I am new to Redhsift and migrting oracle to Redshift.
One of the oracle tables have around 60 indexes. AWS recommends its a good practice to have around 6 compound sort keys.
How would these 60 oracle indexes translate to Redhsift sort keys ? I understand there is no automated conversion or can't have all 60 of them as compound sort keys. I am new to redshift and May I know , how usually this conversion is approached.
In Oracle we can keep adding indexes to the same table and the queries / reports can use them. But in Redshift Changing sortkeys is through recreating the table. How do we make all queries which uses different filter columns and join columns on the same table have best performance?
Thanks
Redshift is columnar database, and it doesn't have indexes in the same meaning as in Oracle at all.

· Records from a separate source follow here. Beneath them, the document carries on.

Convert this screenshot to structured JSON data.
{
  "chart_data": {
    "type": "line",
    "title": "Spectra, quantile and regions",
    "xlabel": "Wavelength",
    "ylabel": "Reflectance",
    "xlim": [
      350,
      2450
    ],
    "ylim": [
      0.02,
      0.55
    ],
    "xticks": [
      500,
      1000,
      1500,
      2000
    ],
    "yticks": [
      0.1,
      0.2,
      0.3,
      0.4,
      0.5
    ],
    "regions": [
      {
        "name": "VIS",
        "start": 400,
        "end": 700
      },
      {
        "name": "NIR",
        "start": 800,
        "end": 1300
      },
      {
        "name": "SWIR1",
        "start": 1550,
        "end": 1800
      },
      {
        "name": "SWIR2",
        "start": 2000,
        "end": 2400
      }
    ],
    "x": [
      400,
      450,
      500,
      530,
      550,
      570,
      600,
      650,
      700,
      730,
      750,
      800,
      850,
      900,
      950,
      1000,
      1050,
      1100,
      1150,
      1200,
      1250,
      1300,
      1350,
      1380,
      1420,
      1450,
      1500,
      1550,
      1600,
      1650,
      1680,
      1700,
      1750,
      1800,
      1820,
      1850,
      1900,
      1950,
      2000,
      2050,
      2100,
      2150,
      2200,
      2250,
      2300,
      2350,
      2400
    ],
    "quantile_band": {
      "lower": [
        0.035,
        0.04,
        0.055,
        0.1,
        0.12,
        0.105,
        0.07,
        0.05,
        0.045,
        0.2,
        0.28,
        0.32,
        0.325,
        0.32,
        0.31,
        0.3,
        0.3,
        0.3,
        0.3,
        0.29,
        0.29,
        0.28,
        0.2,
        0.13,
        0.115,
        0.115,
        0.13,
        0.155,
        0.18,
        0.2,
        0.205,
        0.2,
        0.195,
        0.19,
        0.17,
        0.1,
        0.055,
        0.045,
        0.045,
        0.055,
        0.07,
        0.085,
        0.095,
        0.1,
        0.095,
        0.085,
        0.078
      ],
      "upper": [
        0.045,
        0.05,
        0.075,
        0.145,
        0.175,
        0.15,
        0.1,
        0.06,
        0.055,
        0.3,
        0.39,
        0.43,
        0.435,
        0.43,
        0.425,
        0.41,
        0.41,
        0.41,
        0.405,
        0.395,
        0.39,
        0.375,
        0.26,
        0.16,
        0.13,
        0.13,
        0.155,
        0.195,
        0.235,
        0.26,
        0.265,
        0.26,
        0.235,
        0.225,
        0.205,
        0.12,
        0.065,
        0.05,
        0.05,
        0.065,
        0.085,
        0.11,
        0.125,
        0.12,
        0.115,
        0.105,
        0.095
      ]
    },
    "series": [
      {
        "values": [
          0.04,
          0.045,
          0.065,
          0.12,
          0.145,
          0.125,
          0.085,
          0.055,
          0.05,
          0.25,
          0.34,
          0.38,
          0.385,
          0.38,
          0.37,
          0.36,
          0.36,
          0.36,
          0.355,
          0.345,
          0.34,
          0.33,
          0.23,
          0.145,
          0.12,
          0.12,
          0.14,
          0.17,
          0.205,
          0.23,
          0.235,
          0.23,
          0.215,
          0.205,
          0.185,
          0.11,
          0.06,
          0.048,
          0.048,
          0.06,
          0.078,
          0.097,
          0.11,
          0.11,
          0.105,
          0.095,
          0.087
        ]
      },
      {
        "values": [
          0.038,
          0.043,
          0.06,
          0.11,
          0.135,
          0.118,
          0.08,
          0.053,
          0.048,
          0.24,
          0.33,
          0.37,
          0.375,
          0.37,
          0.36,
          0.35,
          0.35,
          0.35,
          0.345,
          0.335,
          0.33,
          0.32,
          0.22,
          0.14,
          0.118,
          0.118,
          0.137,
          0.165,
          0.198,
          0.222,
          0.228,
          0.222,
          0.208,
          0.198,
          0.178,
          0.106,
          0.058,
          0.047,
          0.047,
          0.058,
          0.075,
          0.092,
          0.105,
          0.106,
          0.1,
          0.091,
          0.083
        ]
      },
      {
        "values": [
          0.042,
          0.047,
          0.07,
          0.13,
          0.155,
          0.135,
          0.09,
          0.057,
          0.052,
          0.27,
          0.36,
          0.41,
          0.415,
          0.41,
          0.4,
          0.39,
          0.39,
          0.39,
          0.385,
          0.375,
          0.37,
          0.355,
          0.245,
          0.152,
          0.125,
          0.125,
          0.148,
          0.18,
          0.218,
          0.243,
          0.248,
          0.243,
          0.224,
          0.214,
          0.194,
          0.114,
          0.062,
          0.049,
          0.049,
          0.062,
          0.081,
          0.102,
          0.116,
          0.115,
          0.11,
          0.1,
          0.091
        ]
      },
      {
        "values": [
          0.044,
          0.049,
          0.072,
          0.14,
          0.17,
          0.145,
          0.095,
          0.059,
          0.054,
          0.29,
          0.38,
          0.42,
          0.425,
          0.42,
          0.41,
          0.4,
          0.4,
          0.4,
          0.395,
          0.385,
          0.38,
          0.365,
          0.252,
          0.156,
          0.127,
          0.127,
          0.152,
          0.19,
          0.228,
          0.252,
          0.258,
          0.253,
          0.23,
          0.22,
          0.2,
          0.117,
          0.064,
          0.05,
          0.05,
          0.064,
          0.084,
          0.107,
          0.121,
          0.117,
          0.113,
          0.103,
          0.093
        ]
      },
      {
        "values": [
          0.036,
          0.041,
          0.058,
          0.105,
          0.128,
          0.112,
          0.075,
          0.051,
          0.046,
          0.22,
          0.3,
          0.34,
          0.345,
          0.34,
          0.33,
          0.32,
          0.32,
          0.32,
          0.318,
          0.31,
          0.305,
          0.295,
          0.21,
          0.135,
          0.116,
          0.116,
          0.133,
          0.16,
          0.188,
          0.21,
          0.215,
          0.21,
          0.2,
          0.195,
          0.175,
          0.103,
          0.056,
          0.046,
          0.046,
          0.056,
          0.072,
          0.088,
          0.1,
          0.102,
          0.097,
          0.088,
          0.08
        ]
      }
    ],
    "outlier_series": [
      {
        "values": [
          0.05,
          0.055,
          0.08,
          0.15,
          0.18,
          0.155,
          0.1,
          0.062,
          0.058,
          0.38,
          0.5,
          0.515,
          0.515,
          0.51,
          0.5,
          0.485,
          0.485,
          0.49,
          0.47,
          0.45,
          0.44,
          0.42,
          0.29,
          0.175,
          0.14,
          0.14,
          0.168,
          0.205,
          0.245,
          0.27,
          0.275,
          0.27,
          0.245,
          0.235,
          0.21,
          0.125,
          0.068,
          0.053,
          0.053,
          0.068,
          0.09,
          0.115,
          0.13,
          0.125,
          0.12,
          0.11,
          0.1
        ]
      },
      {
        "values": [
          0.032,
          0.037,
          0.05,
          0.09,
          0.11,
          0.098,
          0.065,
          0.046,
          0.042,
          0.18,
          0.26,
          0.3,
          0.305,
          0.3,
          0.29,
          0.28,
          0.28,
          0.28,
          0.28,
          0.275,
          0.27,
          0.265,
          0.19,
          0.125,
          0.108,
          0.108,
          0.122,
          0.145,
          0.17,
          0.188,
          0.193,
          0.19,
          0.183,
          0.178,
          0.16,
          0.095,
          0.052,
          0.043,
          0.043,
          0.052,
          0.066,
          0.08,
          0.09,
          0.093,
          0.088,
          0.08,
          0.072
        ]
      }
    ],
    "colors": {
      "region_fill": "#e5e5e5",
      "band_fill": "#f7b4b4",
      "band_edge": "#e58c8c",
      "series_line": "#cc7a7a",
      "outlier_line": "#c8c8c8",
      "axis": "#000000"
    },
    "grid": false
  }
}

You can think of Redshift's compound sort key (not interleaved) as IOT in Oracle (index organized table), with all the data sorted physically by this compound key.
If you create interleaved sort key on x columns, it will act as a separate index on each of x columns in some manner.
In any way, being columnar database, Redshift can outperform Oracle in many aggregation queries due to it's compression and data structure. The main factors that affect performance in Redshift are distribution style and key, sort key and columns encoding.
If you can't fit all your queries with one table structure, you can duplicate the table with different structure, but the same data. This approach is widely used in big data columnar databases (for example projections in Vertica) and helps to achieve performance with storage being the cost.
Please review this page with several useful tips about Redshift performance:
https://aws.amazon.com/blogs/big-data/top-10-performance-tuning-techniques-for-amazon-redshift/
First a few key points
Redshift <> Oracle
Redshift does not have indexes, Redshift Sort Keys <> Oracle Indexes.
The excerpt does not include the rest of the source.